How Can I Sneak Better Nutrition Into My Kids’ Meals?

Q: I have a 3-year-old daughter and a 6-year-old son and they are picky eaters. Any tips for slipping some extra nutrition into their meals and snacks? 

A: Getting kids to eat healthy foods can sometimes feel like “Mission: Impossible.” Try replacing junk food with more healthful versions of the snacks your kids already enjoy: Replace buttered popcorn, which is loaded with fats and sodium, with air-popped popcorn. Make your own trail mix with dried fruits and nuts instead of buying trail mix, which is filled with refined sugars and preservatives. Slip nutritious foods and alternatives into meals. Add fruits and fruit purees to baked goods, cereals and pancakes. Prepare homemade goodies with whole-grain flour or a gluten-¬free substitute such as rolled oats. Add vegetables to homemade pizza.
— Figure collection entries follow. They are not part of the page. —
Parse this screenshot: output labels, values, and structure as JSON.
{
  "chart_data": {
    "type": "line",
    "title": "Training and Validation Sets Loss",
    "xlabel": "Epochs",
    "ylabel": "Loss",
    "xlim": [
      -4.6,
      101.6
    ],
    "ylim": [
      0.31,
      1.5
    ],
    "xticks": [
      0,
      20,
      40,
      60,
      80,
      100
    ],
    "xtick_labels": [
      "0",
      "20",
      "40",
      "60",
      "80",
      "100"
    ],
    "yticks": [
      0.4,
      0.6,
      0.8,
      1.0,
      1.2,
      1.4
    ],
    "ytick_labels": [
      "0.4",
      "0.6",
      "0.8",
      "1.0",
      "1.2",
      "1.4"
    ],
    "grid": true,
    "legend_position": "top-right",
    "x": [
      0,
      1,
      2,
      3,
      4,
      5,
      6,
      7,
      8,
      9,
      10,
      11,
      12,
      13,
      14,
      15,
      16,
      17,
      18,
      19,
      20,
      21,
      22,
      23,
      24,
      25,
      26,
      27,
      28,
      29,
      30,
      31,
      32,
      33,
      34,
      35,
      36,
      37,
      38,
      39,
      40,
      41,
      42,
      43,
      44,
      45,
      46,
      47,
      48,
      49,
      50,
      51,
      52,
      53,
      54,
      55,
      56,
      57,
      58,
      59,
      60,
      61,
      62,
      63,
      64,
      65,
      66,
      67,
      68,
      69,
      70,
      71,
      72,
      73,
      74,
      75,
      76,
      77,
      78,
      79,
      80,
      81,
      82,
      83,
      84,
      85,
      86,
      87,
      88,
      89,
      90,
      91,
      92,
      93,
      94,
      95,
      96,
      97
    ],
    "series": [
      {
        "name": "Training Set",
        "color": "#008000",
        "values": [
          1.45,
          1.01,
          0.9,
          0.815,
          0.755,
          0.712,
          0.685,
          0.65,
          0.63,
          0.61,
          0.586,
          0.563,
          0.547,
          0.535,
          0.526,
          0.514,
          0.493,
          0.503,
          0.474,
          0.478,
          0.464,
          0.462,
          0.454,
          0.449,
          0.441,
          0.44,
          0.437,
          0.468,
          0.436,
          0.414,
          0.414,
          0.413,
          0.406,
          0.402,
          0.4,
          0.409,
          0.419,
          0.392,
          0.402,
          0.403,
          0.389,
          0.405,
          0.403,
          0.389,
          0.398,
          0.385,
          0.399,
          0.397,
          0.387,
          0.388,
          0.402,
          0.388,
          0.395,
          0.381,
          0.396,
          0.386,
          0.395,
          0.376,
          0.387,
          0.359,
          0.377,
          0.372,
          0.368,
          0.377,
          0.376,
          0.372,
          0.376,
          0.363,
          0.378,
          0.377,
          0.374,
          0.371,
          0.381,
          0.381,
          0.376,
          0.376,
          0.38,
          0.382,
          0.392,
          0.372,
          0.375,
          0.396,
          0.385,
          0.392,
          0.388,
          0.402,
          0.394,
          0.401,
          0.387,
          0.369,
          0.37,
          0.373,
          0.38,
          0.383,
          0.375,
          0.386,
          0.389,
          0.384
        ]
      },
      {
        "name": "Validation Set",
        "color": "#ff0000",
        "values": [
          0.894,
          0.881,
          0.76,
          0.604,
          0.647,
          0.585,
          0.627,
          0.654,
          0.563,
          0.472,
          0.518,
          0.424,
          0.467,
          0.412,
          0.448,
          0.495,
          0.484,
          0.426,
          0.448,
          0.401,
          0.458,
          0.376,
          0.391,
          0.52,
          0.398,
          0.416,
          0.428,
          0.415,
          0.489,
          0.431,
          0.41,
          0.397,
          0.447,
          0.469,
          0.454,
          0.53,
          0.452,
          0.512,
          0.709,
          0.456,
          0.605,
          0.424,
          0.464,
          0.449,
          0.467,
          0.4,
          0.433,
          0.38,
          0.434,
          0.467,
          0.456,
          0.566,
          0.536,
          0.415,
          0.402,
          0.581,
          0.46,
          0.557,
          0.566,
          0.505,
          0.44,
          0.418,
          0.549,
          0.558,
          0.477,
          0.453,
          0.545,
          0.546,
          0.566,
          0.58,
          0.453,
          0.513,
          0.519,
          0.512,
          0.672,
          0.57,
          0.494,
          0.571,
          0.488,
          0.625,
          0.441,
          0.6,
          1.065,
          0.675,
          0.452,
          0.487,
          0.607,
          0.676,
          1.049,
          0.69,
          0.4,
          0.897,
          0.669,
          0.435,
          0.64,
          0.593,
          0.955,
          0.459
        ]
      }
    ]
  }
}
Replace mayo with avocado, which is full of good fats. Substitute leaner meats such as ground turkey instead of beef in recipes. Try reduced-fat or skim milk instead of whole milk. Emphasize a “rainbow” plate: Encourage kids to include a variety of colors on their plates. For example: Green broccoli with red and orange bell peppers, dipped in low-fat ranch dressing or hummus.